A new barbecue joint is ready to introduce itself to Houstonians. The four men behind this venture are Ryan Penn, Ryan Powell, Luis Lopez, and Jake Granville, all of whom have previously worked in senior roles for Ronnie Killen at his various restaurants across Houston.

The Founders’ Background

Luis Lopez was the executive chef of Killen’s Steakhouse in The Woodlands, while Jake Granville rose through the ranks from pitmaster of Killen’s Barbecue in Cypress to overseeing operations for the other two locations. Ryan Powell is a front of house specialist, and Ryan Penn was Killen’s most trusted lieutenant, overseeing operations and maintaining standards company-wide. Together, they’ve leased the former East End Backyard space for Eastbound’s brick-and-mortar outpost.

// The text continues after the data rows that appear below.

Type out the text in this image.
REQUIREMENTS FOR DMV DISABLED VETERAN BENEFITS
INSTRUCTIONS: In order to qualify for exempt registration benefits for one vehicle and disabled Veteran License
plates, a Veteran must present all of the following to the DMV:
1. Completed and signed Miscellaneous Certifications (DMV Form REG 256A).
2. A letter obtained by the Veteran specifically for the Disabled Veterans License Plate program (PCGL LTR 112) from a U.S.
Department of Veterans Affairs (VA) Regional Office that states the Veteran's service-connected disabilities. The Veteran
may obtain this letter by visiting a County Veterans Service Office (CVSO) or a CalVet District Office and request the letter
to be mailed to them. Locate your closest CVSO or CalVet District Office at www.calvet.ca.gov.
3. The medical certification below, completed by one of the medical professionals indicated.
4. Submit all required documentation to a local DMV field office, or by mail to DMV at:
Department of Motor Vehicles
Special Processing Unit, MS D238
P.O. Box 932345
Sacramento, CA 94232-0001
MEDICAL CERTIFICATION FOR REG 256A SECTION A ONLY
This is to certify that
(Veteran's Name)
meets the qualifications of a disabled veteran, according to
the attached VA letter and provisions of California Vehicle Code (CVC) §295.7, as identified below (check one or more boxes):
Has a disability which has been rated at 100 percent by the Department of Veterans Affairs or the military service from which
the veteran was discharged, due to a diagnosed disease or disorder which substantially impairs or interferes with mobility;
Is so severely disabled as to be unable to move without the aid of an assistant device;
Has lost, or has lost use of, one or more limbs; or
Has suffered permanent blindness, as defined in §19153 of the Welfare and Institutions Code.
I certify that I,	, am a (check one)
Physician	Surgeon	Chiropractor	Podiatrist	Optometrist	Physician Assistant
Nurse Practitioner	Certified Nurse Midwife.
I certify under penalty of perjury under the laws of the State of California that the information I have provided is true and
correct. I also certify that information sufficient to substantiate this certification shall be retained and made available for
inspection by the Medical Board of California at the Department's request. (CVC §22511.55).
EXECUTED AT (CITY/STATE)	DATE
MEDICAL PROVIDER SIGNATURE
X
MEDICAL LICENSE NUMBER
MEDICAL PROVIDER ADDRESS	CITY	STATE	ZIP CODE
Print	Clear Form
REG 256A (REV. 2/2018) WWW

The Decision to Leave Killen’s

For Ryan Penn, leaving the Killen’s organization after almost 20 years was a difficult decision, but one he felt he had to make. He asked Ryan Powell, the best man at his wedding, to join the project. Together, they recruited Luis Lopez and Jake Granville for their culinary skills. Lopez said, “It was a no-brainer for me. Barbecue is something I’ve had my hands in for a bit. It’s the four of us cooking what we want. Working with these guys has been a fun challenge.”

The Restaurant’s Concept

While they contemplated finding a beginning with a fine dining restaurant, the East End Backyard space lent itself to showcasing their skills with Texas barbecue. Once the group receives all the necessary permits, they’ll close in the bar’s covered patio to have climate-controlled seating. Rather than build a kitchen from the ground up, they’re installing converted shipping containers to give Eastbound a place to serve people. A separate enclosure will be built to house two, 1,000-gallon offset smokers and two rotisserie smokers.

Unique Barbecue Offerings

The obvious question for this quartet is — how do they create barbecue that tastes different from what they served while working for chef Killen? The answer is different seasonings that bring a fresh perspective to the Texas trinity of beef brisket, sausage, and pork ribs. Eastbound’s brisket uses rosemary salt in its rub for a herbal flavor that’s distinct from traditional Texas ‘cue. Similarly, the chefs decided to smoke baby back ribs rather than pork spare ribs and glaze them with a miso-caramel sauce for a sweet and savory bite.

Menu Items

Instead of a traditional Carolina-style vinegar sauce, Eastbound’s pulled pork takes inspiration from Cuban-style mojo pork with a citrus component that’s bright and fresh. Instead of jalapeno-cheddar sauce, the team looks to Italy for mozzarella and Calabrian chiles. The sides are similarly distinct — herbed potato salad, stewed beans with Spanish chorizo, and a hatch chile lasagna that seems poised to become as essential to Eastbound’s identity as creamed corn is to Killen’s.

Upcoming Events

For their first pop-up, they’re adding a beef cheek cheesesteak that occupies a space between the classic Philly favorite and a Mexican torta. After a successful trial run at Winnie’s, word about Eastbound is already spreading. They’ve picked up some catering jobs and are expecting a good crowd for their upcoming pop-up. Since the restaurant is still in development, the quartet has had an opportunity to learn more about some of the bars and restaurants that have helped make EaDo and the East End a rising culinary destination.

Conclusion

Eastbound Barbecue is set to bring a fresh perspective to the Texas barbecue scene. With their unique seasonings and menu items, they are sure to attract a loyal following. The four founders are excited to be a part of the East Downtown community and are looking forward to introducing their brand of barbecue to Houstonians. With their pop-ups and upcoming brick-and-mortar outpost, Eastbound Barbecue is definitely a restaurant to watch in the coming months.